WHInter: A Working set algorithm for High-dimensional sparse second order Interaction models
This work addresses scalability issues for researchers in genomics and similar fields dealing with high-dimensional sparse interaction models, though it is incremental as it builds on existing l1-regularised methods with specific optimizations.
The paper tackles the problem of learning sparse linear models with two-way interactions in high-dimensional settings, such as genomics, where existing methods fail to scale due to the quadratic explosion of candidate interactions.
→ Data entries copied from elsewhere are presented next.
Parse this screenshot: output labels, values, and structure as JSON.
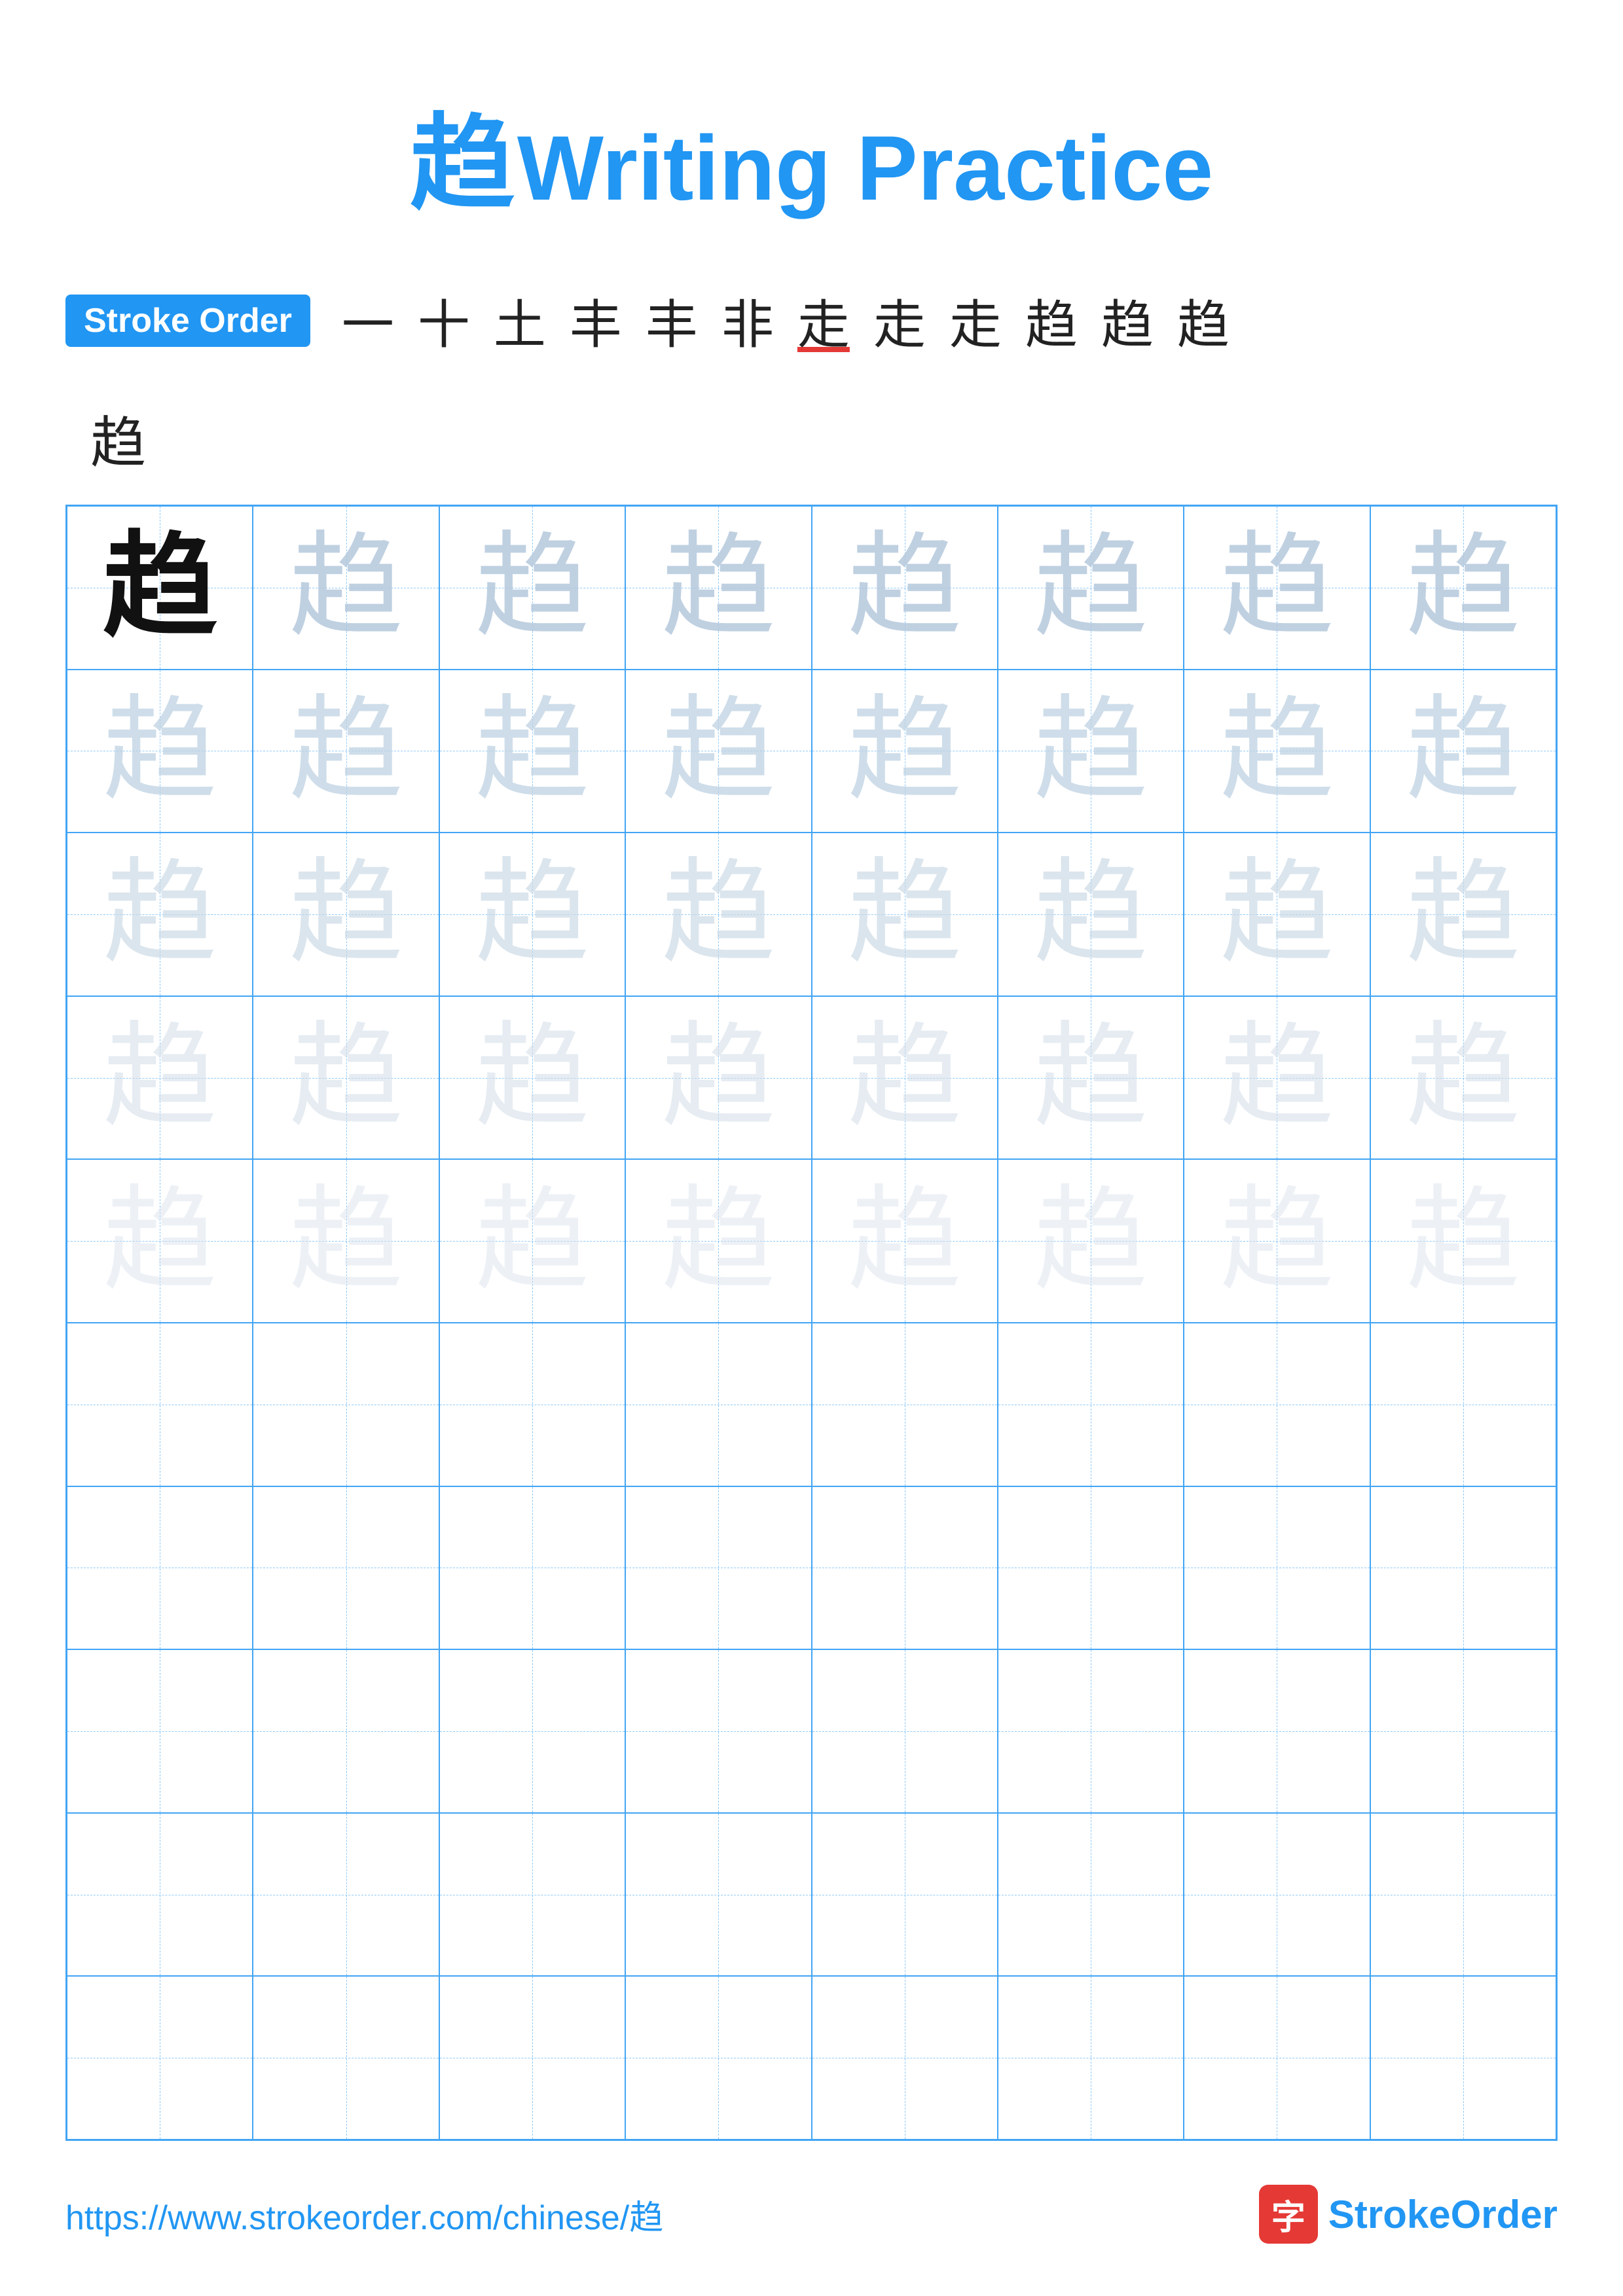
{
  "title": {
    "char": "趋",
    "text": "Writing Practice"
  },
  "stroke_order": {
    "badge_label": "Stroke Order",
    "steps": [
      "一",
      "十",
      "土",
      "丰",
      "丰",
      "非",
      "走",
      "走",
      "走",
      "趋",
      "趋",
      "趋"
    ],
    "line2_char": "趋"
  },
  "grid": {
    "rows": 10,
    "cols": 8,
    "char": "趋",
    "filled_rows": 5
  },
  "footer": {
    "url": "https://www.strokeorder.com/chinese/趋",
    "logo_char": "字",
    "logo_text_part1": "Stroke",
    "logo_text_part2": "Order"
  }
}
It presents WHInter, a working set algorithm that is shown to be more scalable and two orders of magnitude faster than state-of-the-art methods on simulated and real genetic data.
Learning sparse linear models with two-way interactions is desirable in many application domains such as genomics. l1-regularised linear models are popular to estimate sparse models, yet standard implementations fail to address specifically the quadratic explosion of candidate two-way interactions in high dimensions, and typically do not scale to genetic data with hundreds of thousands of features. Here we present WHInter, a working set algorithm to solve large l1-regularised problems with two-way interactions for binary design matrices. The novelty of WHInter stems from a new bound to efficiently identify working sets while avoiding to scan all features, and on fast computations inspired from solutions to the maximum inner product search problem. We apply WHInter to simulated and real genetic data and show that it is more scalable and two orders of magnitude faster than the state of the art.